Birthday won’t do much until you create the .birthdays text file using the format described above. Once you have that chore done, it’s ready to go. Here is what mine looks like for the near future:
Susan=21/06/19xx bd Susan=04/02/1999 an Brainshare=20/03/2005 ev fordays 6 Ides of March=15/03 ev Paula=03/04 bd Taxes=15/04 ev
The default warning period is 21 days, so simply entering birthday
at the CLI produces:
Ides of March in 1 week's time. Brainshare for 1 day in 1 week and 5 days' time.
The event horizon can be expanded with the addition of a command line argument, like this:
birday -W 90
Which produces:
Ides of March in 1 week's time. Brainshare for 1 day in 1 week and 5 days' time. Paula has a birthday in 3 weeks and 5 days' time. Taxes in 1 month and 1 week's time.

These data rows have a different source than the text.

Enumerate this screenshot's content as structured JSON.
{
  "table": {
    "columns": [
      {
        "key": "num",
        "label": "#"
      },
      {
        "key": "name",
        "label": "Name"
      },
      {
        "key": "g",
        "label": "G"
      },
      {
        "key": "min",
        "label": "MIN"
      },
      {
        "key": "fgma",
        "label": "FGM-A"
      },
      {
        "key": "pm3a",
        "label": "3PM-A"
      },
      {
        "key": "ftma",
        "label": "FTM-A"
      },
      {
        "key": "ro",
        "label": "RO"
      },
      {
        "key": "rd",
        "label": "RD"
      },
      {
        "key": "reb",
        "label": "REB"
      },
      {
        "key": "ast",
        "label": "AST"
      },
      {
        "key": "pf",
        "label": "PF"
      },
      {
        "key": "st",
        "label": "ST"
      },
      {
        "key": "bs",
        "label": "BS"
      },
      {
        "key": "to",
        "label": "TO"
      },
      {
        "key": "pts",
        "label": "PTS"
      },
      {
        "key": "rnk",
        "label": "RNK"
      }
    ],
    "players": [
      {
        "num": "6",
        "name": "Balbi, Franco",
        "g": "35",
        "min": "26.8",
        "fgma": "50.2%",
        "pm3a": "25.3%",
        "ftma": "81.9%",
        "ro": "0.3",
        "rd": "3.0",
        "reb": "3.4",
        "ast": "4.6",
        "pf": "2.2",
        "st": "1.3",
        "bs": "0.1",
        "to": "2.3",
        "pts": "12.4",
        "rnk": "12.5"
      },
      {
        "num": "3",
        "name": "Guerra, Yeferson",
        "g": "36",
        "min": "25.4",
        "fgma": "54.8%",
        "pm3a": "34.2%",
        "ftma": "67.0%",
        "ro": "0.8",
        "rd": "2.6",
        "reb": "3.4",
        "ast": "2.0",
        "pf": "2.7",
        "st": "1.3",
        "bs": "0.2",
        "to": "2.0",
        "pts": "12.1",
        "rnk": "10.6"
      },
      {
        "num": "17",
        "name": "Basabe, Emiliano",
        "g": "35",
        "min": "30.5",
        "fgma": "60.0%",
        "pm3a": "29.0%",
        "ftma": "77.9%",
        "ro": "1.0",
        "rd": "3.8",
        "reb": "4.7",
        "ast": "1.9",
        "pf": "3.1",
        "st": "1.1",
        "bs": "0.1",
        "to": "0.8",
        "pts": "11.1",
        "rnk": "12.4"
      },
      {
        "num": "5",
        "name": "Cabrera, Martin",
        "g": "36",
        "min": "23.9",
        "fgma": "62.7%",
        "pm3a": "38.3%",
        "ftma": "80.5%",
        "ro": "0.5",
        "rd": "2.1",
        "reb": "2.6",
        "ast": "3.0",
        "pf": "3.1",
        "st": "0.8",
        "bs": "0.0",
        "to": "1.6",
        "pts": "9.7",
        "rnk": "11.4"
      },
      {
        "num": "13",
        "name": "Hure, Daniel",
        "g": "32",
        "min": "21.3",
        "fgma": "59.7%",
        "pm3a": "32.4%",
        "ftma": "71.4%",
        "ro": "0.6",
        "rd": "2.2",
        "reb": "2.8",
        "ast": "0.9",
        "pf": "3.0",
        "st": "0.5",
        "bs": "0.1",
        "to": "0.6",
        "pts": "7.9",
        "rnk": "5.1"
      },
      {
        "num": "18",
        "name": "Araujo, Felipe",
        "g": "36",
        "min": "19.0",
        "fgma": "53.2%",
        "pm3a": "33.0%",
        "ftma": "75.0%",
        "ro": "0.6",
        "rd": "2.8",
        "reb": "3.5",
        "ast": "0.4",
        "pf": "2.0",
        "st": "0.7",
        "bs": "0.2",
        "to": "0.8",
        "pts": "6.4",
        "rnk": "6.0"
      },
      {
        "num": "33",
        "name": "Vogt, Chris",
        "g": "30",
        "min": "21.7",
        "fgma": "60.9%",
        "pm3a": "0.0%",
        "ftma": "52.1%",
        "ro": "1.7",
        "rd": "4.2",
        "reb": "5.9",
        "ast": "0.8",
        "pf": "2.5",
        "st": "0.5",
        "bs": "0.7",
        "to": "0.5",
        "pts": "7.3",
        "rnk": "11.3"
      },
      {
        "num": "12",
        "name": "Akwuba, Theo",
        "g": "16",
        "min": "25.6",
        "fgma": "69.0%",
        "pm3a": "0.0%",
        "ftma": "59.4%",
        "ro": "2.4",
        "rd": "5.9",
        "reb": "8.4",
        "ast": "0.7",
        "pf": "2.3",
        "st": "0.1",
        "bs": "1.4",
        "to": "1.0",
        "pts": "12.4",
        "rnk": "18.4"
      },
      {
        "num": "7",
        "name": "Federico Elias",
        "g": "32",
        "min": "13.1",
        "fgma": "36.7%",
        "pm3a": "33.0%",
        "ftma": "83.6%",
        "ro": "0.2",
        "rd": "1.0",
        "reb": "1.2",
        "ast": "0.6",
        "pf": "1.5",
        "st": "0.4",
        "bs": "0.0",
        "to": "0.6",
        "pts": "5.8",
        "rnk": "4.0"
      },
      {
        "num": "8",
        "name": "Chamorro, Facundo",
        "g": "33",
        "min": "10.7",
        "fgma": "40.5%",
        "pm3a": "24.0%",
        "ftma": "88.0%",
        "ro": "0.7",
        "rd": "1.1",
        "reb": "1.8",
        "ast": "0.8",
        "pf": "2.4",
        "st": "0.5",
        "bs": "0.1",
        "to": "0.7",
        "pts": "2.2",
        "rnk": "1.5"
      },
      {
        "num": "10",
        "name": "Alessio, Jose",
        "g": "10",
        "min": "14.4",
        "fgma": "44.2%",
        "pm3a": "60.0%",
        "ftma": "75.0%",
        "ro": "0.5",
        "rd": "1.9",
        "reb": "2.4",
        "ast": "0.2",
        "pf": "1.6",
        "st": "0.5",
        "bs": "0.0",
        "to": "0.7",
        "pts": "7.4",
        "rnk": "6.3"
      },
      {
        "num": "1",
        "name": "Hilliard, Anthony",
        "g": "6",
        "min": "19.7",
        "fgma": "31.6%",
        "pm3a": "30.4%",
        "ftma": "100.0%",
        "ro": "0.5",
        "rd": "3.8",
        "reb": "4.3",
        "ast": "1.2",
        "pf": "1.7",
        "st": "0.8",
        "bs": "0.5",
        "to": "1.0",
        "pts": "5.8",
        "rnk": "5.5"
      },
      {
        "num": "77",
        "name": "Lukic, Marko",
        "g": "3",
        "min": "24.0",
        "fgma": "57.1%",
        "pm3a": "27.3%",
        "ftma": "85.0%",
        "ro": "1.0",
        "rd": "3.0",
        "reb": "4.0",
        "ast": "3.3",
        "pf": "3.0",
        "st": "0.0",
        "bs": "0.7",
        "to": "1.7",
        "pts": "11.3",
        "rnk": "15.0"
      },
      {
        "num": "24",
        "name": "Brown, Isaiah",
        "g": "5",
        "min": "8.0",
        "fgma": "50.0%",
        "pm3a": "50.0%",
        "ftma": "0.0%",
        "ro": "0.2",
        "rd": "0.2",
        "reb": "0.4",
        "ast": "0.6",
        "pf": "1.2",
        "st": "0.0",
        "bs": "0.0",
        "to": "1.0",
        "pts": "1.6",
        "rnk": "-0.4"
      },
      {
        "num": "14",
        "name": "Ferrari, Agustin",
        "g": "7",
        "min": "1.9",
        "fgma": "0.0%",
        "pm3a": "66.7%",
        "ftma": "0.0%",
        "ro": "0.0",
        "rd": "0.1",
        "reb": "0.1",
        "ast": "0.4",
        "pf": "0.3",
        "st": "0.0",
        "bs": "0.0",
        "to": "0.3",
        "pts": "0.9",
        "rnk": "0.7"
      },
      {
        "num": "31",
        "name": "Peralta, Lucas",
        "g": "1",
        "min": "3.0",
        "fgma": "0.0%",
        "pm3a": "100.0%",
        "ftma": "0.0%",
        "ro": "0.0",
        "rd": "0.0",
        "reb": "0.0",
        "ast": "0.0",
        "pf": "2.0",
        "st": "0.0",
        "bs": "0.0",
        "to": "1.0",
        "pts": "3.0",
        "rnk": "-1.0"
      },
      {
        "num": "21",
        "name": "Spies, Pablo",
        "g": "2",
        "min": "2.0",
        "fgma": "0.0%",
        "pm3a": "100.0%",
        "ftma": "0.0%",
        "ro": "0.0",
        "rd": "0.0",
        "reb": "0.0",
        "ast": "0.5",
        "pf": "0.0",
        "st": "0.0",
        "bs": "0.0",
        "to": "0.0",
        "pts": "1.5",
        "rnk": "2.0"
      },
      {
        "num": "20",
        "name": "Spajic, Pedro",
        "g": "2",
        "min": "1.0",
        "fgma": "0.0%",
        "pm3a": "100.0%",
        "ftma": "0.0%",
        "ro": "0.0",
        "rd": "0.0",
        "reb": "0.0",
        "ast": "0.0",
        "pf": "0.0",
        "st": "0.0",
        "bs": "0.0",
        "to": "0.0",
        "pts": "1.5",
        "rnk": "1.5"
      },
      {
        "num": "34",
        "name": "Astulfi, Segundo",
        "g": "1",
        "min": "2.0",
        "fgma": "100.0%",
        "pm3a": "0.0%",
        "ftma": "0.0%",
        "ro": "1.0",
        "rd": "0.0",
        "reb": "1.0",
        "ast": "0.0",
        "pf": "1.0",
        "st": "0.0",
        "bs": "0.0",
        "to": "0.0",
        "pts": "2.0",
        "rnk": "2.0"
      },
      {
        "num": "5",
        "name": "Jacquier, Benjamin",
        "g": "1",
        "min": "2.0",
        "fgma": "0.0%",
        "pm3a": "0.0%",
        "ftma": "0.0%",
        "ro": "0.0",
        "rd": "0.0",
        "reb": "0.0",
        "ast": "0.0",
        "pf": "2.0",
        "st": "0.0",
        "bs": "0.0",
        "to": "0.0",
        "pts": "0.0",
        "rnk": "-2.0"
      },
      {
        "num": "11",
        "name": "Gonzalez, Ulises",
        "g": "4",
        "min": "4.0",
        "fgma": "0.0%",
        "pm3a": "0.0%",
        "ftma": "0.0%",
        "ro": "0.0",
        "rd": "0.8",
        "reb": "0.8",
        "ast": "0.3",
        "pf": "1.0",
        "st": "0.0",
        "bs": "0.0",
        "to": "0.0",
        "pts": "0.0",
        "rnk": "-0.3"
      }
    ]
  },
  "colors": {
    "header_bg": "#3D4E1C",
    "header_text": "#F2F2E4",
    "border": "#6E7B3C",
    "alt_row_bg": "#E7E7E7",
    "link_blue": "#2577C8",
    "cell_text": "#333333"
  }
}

You can also format the output as a calendar, suitable for printing. Like this:
birthday -c
The calendar format option looks like this.
---Saturday-April-02-2005------------------------------------------------------- ---Sunday-April-03-2005--------------------------------------------------------- Paula has a birthday
An entry like those above is printed for each day in the warning period. I am only showing two days in this example to conserve space.
Other command line options allow you set the warning period to weeks, adjust the width of the calendar output, use another file as input, and adjust the number of lines printed for each day. For the details on those, see the man page.